La sociedad española, que desde el fin de la dictadura ha parecido tan desoladora, tan deprimente, en estos días nos ha sorprendido a todos y todas. Decenas de miles se han juntado -fuera de las instituciones y de la legalidad- para expresar que no se sienten representados; que ya no se dejarán representar. Los supuestamente apolíticos han recuperado los espacios de intercambio, organizando este espacio de manera democrática desde abajo. Pese a que no se perfila una «revolución comunera» en España, estos acontecimientos recuerdan un poco a América Latina. En el subcontinente, los procesos de cambio también empezaron con una crisis de la representación y con una revuelta contra las instituciones. Que se vayan todos, decía el lema de los argentinos en 2001. Y en Venezuela en 1989, los marginados simplemente se fueron a los almacenes para apropiarse del bienestar que siempre se les había prometido. Hay otra similitud más: igual que hoy en España, la izquierda política era inexistente antes de las revueltas.
El sociólogo portugués Boaventura de Sousa Santos describe nuestras sociedades como «democracias de baja intensidad» donde existen «islas de relaciones democráticas en un archipiélago de despotismos (económicos, sociales, raciales, sexuales, religiosos)». Considero fundamental esta crítica para la comprensión de nuestras sociedades. Y creo que tampoco hay que hacerse ilusiones sobre la posibilidad de transformar estas democracias desde las instituciones.

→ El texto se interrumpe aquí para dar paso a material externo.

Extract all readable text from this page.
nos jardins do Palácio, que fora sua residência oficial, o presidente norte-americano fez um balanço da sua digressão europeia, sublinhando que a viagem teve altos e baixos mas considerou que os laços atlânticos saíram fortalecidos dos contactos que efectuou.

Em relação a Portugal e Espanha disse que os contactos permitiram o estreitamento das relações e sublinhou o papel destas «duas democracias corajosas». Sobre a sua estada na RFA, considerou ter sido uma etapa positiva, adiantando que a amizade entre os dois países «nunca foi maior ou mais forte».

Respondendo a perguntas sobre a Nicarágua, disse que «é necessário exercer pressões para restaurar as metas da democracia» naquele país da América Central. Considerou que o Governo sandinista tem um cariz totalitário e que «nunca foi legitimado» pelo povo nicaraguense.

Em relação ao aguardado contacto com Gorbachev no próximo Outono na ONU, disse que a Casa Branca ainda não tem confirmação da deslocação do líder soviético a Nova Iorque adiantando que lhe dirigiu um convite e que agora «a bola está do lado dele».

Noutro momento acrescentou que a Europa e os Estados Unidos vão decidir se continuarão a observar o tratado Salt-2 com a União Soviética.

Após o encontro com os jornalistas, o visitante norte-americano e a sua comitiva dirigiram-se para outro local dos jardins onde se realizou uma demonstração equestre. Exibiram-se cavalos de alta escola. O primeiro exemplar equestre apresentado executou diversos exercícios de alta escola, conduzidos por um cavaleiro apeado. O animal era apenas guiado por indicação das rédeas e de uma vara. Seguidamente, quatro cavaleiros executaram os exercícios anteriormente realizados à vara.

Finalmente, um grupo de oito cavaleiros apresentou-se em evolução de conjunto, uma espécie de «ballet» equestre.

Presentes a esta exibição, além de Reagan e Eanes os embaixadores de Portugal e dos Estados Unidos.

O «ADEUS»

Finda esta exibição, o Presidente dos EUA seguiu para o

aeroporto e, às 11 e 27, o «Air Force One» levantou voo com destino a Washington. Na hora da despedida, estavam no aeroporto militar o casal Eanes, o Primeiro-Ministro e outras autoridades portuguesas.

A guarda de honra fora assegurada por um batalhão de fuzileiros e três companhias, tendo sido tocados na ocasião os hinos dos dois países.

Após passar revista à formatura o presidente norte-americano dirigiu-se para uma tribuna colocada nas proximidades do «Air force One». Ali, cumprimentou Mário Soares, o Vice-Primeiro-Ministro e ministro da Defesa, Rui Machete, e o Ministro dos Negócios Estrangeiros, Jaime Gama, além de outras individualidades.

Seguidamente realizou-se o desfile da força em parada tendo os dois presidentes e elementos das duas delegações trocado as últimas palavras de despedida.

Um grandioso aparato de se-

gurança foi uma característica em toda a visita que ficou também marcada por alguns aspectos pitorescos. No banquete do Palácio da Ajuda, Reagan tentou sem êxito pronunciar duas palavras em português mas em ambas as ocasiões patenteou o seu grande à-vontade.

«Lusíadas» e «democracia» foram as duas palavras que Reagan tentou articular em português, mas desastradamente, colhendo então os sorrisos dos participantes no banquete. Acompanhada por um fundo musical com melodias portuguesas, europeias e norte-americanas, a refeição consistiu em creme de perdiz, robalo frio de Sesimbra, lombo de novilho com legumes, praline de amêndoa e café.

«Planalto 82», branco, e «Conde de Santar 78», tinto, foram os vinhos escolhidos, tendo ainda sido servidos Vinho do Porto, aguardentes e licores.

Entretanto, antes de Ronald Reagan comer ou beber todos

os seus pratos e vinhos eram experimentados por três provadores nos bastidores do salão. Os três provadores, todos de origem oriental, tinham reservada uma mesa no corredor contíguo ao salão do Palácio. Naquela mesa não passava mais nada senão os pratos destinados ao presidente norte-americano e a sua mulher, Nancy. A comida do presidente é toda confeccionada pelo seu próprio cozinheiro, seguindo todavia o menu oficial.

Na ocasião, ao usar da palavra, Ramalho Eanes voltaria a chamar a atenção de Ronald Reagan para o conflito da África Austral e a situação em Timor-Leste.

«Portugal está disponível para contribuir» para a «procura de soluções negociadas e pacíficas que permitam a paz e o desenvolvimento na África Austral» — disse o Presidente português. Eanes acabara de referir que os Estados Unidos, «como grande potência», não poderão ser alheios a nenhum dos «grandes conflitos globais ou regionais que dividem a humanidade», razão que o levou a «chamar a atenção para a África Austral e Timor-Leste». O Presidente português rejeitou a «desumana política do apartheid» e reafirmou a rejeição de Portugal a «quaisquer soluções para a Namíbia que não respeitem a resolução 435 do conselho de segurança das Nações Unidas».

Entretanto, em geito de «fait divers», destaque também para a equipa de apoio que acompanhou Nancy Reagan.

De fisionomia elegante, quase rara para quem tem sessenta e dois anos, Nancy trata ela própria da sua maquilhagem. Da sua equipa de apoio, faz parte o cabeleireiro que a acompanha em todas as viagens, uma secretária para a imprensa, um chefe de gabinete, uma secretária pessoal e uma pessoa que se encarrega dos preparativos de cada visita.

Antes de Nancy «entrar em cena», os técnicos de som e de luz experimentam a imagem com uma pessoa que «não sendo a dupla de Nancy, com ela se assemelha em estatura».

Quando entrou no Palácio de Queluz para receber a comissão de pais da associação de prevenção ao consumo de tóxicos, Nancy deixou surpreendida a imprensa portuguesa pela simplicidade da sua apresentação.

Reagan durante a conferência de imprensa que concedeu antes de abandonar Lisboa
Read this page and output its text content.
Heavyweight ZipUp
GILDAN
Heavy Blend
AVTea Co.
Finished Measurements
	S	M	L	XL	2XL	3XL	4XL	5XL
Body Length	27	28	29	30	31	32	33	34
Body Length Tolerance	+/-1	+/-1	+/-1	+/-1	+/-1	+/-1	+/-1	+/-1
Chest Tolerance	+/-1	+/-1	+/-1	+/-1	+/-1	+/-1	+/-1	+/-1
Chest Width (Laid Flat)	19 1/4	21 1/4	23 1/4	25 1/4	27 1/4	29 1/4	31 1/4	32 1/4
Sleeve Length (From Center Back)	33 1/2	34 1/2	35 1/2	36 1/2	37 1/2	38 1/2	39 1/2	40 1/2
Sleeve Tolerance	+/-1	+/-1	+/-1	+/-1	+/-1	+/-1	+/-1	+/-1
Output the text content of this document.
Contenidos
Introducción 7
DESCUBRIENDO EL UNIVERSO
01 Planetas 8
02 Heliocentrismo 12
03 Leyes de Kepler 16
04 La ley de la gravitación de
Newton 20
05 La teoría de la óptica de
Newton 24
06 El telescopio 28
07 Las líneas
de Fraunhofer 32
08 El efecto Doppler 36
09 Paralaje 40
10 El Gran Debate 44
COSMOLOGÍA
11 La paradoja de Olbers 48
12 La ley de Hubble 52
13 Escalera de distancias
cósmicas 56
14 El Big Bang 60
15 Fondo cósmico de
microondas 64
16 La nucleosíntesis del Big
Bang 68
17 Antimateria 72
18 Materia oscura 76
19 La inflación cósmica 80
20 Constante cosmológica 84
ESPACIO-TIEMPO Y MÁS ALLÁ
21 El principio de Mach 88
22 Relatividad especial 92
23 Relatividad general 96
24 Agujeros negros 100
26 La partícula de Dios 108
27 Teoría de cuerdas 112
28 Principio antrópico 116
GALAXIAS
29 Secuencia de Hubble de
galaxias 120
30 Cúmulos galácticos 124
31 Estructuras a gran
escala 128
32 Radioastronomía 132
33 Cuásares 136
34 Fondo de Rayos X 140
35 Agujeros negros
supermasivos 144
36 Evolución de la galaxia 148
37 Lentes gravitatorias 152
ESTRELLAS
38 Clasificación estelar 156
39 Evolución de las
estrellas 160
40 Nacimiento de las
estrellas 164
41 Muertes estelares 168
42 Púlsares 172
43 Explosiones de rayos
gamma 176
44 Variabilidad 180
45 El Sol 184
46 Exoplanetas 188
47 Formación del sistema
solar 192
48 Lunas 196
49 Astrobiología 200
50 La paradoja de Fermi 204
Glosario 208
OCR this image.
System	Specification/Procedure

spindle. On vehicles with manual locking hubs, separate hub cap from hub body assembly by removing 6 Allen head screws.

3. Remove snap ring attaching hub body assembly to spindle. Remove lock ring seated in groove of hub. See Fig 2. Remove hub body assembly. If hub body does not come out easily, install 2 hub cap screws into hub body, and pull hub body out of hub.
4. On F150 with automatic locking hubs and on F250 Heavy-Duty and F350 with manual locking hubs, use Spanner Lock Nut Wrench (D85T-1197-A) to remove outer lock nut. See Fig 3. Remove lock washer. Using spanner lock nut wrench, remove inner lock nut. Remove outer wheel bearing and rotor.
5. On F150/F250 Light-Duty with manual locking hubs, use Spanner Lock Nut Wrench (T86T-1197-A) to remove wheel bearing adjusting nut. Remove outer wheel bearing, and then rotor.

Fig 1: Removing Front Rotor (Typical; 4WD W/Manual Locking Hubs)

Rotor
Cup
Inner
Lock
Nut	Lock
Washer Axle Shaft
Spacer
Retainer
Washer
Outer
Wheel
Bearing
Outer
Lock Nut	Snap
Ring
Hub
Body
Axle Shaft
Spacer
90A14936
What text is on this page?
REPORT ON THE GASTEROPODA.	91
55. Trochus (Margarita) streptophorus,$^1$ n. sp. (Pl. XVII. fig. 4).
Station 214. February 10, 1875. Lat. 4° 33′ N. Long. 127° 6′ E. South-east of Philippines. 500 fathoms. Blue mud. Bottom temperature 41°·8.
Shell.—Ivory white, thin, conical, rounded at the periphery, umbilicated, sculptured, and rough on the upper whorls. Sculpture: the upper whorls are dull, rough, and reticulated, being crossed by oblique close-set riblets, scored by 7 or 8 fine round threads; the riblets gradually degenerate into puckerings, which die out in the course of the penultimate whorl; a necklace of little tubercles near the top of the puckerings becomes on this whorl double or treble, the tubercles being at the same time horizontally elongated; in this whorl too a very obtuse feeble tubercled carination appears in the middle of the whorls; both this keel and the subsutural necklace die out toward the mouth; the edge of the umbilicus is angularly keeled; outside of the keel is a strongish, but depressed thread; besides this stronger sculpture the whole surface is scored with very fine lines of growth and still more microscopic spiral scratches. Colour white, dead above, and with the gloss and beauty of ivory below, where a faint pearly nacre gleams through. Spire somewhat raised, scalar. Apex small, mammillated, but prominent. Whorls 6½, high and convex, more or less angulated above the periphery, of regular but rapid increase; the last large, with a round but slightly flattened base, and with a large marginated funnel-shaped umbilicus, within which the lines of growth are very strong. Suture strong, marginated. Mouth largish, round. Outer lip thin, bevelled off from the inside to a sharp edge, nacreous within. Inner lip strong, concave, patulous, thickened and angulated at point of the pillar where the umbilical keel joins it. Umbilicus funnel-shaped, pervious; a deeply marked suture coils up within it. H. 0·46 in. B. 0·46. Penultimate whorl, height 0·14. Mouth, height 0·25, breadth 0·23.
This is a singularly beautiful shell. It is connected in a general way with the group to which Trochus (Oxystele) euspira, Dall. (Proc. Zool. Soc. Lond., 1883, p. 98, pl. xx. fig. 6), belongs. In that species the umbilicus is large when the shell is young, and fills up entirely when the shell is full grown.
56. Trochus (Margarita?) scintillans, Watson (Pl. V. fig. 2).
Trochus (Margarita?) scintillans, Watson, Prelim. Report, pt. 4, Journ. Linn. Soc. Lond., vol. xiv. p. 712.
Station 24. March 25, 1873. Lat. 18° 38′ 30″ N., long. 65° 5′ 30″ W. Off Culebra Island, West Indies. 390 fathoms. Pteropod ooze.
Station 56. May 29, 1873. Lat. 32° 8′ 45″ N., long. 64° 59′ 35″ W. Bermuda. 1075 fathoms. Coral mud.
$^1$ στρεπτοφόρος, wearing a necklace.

La historia de las propuestas electorales alternativas -empezando por los partidos obreros hasta las nuevas formaciones ecologistas-, evidencia que las políticas alternativas no se conquistan en primer lugar mediante elecciones. En Europa, la mayoría de las reformas de derecha se plasmaron con gobiernos de centroizquierda. Acordémonos del PSOE que llevó España a la OTAN o del gobierno roji-verde que desmanteló el sistema social en Alemania. Es menos paradójico de lo que parece; ya que los gobiernos de centroizquierda enfrentan menos resistencia social, los gremios empresariales y consorcios mediáticos apuestan a menudo por esta opción.
Pero las propuestas electorales no sólo chocan con las correlaciones de poder. Las instituciones también transforman a los que se meten en ellas. Estando en funciones gubernamentales, los partidos alternativos empiezan a conformar relaciones clientelistas con el estado. Es decir, sus cuadros desarrollan un interés material en mantener el status quo. Finalmente, no son los reformistas los que reforman al estado; es el estado que transforma a los transformadores.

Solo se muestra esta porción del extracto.